Either way, in the next few days when the patrols dried up, they'd make their incursion…

(BREAK)

"We're going to have to wind down our operations," Max Anders said to his gathered lieutenants. He received various incredulous noises in response. He held up a hand for quiet. "Already our moles in the PRT report that the ABB is all but gone. Lee is in medical custody, Lung disappeared and abandoned his territory, and the rank-and-file are gone. Coil is dead. The heroes can focus entirely on Empire 88. Worse still, Bloodmoon can focus entirely on Empire 88. She defeated the Simurgh. She stopped this city's quarantine. Do any of you think you have a chance? Even all together, do you think we have a chance?"

"Fuck no," Brad shouted. "No, Max is right. This is worse than if Eidolon decided to squat on the Medhall roof, because at least he'd just arrest us and we could break out. Bloodmoon will kill us."

"The Empire will need to slowly relocate," Max continued. "Keep our heads down and begin the exodus once the patrols reduce. Don't start trouble in the new city until you're properly reinforced. And that's the other part. I can't leave Medhall. Kaiser is officially retiring from Empire 88." And good riddance to it. Max had never really believed the white-supremacy ideology like his father and sister had, but E88 was an already-established source of power. Now it was an albatross around his neck. He could do better as a simple business mogul, not having to worry about a bloodstained vigilante hunting him down. "Hookwolf, you're our best strategist. Until we can find a new figurehead, you and Krieg will be co-leaders. Krieg will handle the ideological angle and keep contact with Gessellschaft, while Hookwolf organizes the operations."

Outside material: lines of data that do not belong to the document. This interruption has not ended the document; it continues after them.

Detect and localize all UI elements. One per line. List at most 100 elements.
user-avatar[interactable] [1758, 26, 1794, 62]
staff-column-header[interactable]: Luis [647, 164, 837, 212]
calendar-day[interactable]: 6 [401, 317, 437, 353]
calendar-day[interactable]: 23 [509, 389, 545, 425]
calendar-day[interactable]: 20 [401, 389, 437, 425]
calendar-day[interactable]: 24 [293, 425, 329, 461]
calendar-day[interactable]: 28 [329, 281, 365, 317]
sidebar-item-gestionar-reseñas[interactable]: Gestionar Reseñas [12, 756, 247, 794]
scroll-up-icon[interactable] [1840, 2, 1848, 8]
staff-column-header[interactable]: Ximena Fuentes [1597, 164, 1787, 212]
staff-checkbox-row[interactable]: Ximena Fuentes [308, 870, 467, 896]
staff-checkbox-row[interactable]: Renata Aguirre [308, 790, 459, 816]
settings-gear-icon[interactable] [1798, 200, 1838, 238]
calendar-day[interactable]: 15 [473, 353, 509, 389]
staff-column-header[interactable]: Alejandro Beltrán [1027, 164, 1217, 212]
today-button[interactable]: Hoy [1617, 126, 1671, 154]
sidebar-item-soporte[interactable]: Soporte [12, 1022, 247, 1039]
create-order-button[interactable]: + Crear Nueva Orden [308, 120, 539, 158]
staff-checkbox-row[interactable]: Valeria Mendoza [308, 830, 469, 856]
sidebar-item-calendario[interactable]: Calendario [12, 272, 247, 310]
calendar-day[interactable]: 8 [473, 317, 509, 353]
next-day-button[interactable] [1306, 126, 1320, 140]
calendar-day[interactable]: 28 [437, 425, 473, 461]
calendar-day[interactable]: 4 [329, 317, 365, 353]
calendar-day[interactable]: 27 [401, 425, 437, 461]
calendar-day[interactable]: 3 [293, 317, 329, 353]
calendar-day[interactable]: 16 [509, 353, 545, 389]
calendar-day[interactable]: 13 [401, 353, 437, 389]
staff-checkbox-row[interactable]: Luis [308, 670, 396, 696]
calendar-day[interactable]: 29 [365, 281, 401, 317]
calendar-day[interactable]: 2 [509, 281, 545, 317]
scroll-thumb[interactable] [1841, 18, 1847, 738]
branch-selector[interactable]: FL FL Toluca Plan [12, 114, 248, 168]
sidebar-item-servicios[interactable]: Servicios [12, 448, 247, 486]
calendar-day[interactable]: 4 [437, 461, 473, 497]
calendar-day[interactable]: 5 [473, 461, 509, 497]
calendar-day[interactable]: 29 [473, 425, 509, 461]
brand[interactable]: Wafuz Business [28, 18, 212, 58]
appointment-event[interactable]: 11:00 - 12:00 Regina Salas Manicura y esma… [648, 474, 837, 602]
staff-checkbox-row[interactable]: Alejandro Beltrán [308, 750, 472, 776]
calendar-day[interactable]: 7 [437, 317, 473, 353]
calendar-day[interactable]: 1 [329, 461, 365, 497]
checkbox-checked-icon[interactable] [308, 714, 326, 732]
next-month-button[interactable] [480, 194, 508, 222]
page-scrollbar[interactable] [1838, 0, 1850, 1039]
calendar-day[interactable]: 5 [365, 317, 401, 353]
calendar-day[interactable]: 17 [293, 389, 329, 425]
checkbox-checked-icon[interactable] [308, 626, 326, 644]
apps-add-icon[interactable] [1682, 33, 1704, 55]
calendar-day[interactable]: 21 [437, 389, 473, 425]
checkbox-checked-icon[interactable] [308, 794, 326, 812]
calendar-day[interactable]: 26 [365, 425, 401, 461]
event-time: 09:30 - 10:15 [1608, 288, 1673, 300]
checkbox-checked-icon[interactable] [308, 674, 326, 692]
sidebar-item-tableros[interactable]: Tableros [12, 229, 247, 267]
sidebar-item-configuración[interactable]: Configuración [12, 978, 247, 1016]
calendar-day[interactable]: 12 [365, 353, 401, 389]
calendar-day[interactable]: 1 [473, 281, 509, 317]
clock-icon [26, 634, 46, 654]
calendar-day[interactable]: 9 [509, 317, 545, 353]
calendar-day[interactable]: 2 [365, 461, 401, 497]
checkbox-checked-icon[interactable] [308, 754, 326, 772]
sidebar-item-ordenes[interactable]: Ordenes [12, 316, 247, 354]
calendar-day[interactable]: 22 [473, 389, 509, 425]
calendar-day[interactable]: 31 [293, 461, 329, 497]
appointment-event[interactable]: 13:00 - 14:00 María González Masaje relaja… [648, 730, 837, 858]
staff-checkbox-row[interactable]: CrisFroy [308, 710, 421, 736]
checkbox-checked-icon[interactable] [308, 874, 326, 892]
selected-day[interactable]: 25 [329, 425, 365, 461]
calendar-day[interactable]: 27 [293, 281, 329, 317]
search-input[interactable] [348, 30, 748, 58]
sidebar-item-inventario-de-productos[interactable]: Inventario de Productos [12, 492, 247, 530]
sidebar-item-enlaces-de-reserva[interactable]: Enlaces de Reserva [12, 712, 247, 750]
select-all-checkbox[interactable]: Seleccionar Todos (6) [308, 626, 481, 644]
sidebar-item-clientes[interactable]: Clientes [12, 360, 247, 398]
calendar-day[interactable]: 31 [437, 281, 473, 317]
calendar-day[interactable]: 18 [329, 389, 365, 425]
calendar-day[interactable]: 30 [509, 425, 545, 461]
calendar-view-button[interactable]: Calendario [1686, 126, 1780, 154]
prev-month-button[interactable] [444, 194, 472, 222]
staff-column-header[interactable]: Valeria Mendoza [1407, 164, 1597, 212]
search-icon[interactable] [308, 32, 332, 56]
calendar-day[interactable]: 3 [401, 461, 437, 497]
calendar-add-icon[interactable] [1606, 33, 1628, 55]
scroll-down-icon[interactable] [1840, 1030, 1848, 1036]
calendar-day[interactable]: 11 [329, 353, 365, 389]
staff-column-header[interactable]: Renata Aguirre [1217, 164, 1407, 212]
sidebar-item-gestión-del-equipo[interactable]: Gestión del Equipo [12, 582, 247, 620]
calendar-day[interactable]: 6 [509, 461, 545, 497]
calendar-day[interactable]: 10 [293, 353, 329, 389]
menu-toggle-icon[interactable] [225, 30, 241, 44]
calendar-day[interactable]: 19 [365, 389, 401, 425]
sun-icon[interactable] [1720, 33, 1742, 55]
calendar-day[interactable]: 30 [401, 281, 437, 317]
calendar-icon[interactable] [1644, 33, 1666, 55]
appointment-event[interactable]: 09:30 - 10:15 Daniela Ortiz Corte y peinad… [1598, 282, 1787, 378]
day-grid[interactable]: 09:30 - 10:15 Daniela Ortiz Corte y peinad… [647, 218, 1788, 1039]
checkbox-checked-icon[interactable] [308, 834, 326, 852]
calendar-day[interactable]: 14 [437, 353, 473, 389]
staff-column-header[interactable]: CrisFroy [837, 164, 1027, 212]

This would lead to great upheaval, and perhaps an assassination attempt or two. But Max would rather deal with that than always looking over his shoulder and waiting for Bloodmoon to slaughter her way through his defenses.

(BREAK)

Within the PRT transport, Labyrinth slept exhausted on Gregor the Snail's large belly. In the world of her dreams, she was somewhere else entirely.

The pale, doll-like woman poured another glass of steaming tea for her. "You did very well, Elle. I am proud of you," she said with a smile, her accent still reminding somewhat of Gregor.

"Sometimes I felt like it wasn't me in control," Labyrinth looked nervously at her companion. "Was...was that you?"

The Doll shook her head, her burgundy bonnet immaculate as always. A small bronze comb glimmered in her hair. "It was always you. But you were tapping into a friend's resolve. The two of you were supporting one another, though you have never met. You are a good person, and I am happy to know you." She favored Elle with another soft smile. "Now, please, you were going to tell me about ice skating?"